Anderson makes a difference in and out of classroom


Photo courtesy Jennifer Anderson

Hanging out in one of her favorite places in the world, English teacher Jennifer Anderson admits two of her favorite things are butterflies and Puerto Rico.

Alissa Martinez, Staff Writer

With the end of Teacher Appreciation Week, students can still forget and not fully understand the hard work and dedication that it takes to be a teacher. All the long nights of grading papers, early mornings, and stressful weeks, teachers sacrifice so much time to help students. One teacher who does so, and does it well, is Jennifer Anderson, who happens to be an English teacher at Fuquay-Varina High School, showing much love and dedication to her students on a daily basis

Although Anderson is known by students for being very extroverted and outgoing, she sees herself in a very different light. She shares, “I’m a little shy about being featured in an article. I don’t like people ‘looking at me’ in general, if that makes sense.” Anderson always uses her fun personality to help students feel encouraged and excited to learn, and it’s odd for anyone who has ever had the privilege of being her student to see her as an introverted person.

While having a fun personality, she also has very fun and unique hobbies. “ I love to paint furniture, and I’m always exploring new techniques and taking on projects,” she said. “I am currently working on a jewelry cabinet with a flamingo theme.” Her hobbies definitely help her stay creative and on her toes, which is a perfect way to let her express herself in ways that she can’t get a chance to do so in the classroom. 

Not only does she love painting furniture, Anderson also has a deep love for butterflies, often going to conventions every year to see them fly in action. “When I decided to start breeding them, I did a lot of Googling and found the International Butterfly Breeders Association,” she explains. “I’ve made friends and learned a lot through that community.” 

Anderson speaks about butterflies, and how complex the insect can truly be. “You know how butterflies look when they fly? It’s not smooth; they’re just flopping through the air and getting flipped by the wind,” she depicted with such depth. “But there they are… soaring away. That’s how I see myself bumbling through life, somehow getting through.” 

Anderson expresses the struggles she has endured during her years of teaching, “My first day with any new group of students is very stressful for me, and that has never changed,” she said. “I think that is mostly because of my personality type. I am an introvert, and I don’t like meeting new people. It stresses me out. Once I have met the students, I am pretty relaxed.” 

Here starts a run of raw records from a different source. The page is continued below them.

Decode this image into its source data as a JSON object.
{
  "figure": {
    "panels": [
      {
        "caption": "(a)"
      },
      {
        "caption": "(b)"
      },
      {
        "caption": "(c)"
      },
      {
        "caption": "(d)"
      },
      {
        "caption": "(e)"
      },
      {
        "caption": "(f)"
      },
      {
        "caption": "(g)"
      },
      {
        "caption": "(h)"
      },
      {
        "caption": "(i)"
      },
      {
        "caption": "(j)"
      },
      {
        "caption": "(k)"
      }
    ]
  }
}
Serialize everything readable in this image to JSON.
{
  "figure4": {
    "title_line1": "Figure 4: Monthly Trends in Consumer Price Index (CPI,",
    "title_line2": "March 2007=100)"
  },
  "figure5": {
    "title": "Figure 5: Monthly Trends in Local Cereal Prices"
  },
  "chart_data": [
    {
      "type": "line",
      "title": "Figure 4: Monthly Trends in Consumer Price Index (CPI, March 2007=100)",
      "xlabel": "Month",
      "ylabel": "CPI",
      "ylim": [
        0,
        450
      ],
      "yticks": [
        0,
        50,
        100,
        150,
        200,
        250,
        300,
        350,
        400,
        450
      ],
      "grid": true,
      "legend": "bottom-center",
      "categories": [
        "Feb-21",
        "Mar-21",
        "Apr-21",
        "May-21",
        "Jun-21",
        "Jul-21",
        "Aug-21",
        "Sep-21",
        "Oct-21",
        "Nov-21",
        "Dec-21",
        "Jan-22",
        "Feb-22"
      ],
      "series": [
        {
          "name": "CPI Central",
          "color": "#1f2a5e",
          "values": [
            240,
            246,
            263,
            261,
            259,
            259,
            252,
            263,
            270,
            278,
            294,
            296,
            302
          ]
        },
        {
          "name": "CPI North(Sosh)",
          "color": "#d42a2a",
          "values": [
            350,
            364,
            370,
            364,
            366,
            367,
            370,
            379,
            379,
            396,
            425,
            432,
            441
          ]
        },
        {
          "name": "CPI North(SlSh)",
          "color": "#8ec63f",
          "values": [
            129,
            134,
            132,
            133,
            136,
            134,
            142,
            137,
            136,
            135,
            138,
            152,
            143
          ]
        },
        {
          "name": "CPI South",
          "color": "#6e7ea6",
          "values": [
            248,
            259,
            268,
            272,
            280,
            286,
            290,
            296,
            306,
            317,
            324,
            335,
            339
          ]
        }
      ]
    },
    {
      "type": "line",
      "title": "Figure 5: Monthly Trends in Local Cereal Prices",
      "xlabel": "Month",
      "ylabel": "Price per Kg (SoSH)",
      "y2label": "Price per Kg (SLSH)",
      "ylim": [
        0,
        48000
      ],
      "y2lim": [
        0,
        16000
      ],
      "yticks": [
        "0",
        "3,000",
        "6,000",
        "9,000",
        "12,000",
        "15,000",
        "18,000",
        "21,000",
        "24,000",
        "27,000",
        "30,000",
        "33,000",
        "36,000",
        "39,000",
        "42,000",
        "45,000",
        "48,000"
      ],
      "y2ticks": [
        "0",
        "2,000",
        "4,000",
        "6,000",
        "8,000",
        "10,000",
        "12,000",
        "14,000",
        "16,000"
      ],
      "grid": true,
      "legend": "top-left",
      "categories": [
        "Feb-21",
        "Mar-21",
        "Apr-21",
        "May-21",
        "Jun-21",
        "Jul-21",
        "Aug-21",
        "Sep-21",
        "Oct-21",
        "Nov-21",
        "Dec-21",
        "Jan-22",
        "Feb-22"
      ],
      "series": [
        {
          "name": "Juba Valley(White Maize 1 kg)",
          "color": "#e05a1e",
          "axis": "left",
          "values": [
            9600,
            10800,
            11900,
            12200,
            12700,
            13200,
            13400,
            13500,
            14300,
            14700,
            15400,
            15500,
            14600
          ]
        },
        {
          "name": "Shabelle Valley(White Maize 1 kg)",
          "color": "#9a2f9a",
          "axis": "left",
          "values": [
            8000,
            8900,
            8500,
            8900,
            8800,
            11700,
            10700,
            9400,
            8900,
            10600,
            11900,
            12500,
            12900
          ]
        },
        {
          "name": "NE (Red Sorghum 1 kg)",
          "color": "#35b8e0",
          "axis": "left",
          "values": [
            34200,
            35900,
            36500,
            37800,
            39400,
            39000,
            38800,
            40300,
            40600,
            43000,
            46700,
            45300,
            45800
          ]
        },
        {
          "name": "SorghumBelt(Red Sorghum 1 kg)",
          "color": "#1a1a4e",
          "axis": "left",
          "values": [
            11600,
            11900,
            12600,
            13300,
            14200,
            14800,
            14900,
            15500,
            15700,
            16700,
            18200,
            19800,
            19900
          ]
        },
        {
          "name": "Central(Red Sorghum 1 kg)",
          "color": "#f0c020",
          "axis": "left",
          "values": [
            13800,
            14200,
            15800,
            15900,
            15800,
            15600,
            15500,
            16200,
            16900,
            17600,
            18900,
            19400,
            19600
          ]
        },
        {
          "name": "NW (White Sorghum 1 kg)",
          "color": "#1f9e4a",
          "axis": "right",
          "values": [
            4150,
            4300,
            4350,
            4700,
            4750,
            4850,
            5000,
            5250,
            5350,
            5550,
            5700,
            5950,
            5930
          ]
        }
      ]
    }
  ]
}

Although the beginning is challenging, Anderson always shows much excitement and cheerfulness to her students on a daily basis. Always brightening up students’ day, she truly helps students learn in fun and exciting ways. “Her lessons are very humorous, and I really admire that. She seems to actually care about how we do, and I feel a connection with her,” shared Logan Hinnant, a junior currently taking her AP Language class. 

As a way to destress, she reflects back to her vacation she took to beautiful Puerto Rico. “I freakin love that little island, with all its faults and quirks and hurricanes and earthquakes and potholes and power outages,” she recalled. “The people are generous and resilient and fun. But the best thing about every time I go is that I remember how little I need in order to be happy.”

 Always just wanting to brighten someone’s day, Anderson will continue to be an impactful and important figure in her students’ lives, allowing students to grow and learn freely, without judgment, and helping to guide them along the way. Her fun-loving personality will definitely leave a mark on not just her students, but on everyone she encounters on a daily basis. Anderson is truly a special person and deserves to be given much recognition and appreciation for all the hard work she has put in throughout the years. 

See this as a reminder to say thank you to any teacher who has helped you in any way. Teachers do so much for us and understanding them and the work they do every day will help you to appreciate so much more.. 

Thinking back on her years of teaching, Anderson recalled the best parts of her day when it comes down to the impact she has on students. “Sometimes, I am going about my day like in the grocery store or out somewhere, and someone approaches and says ‘OMG! It’s you!’, and then I know I am/was important in somebody’s life,” she said.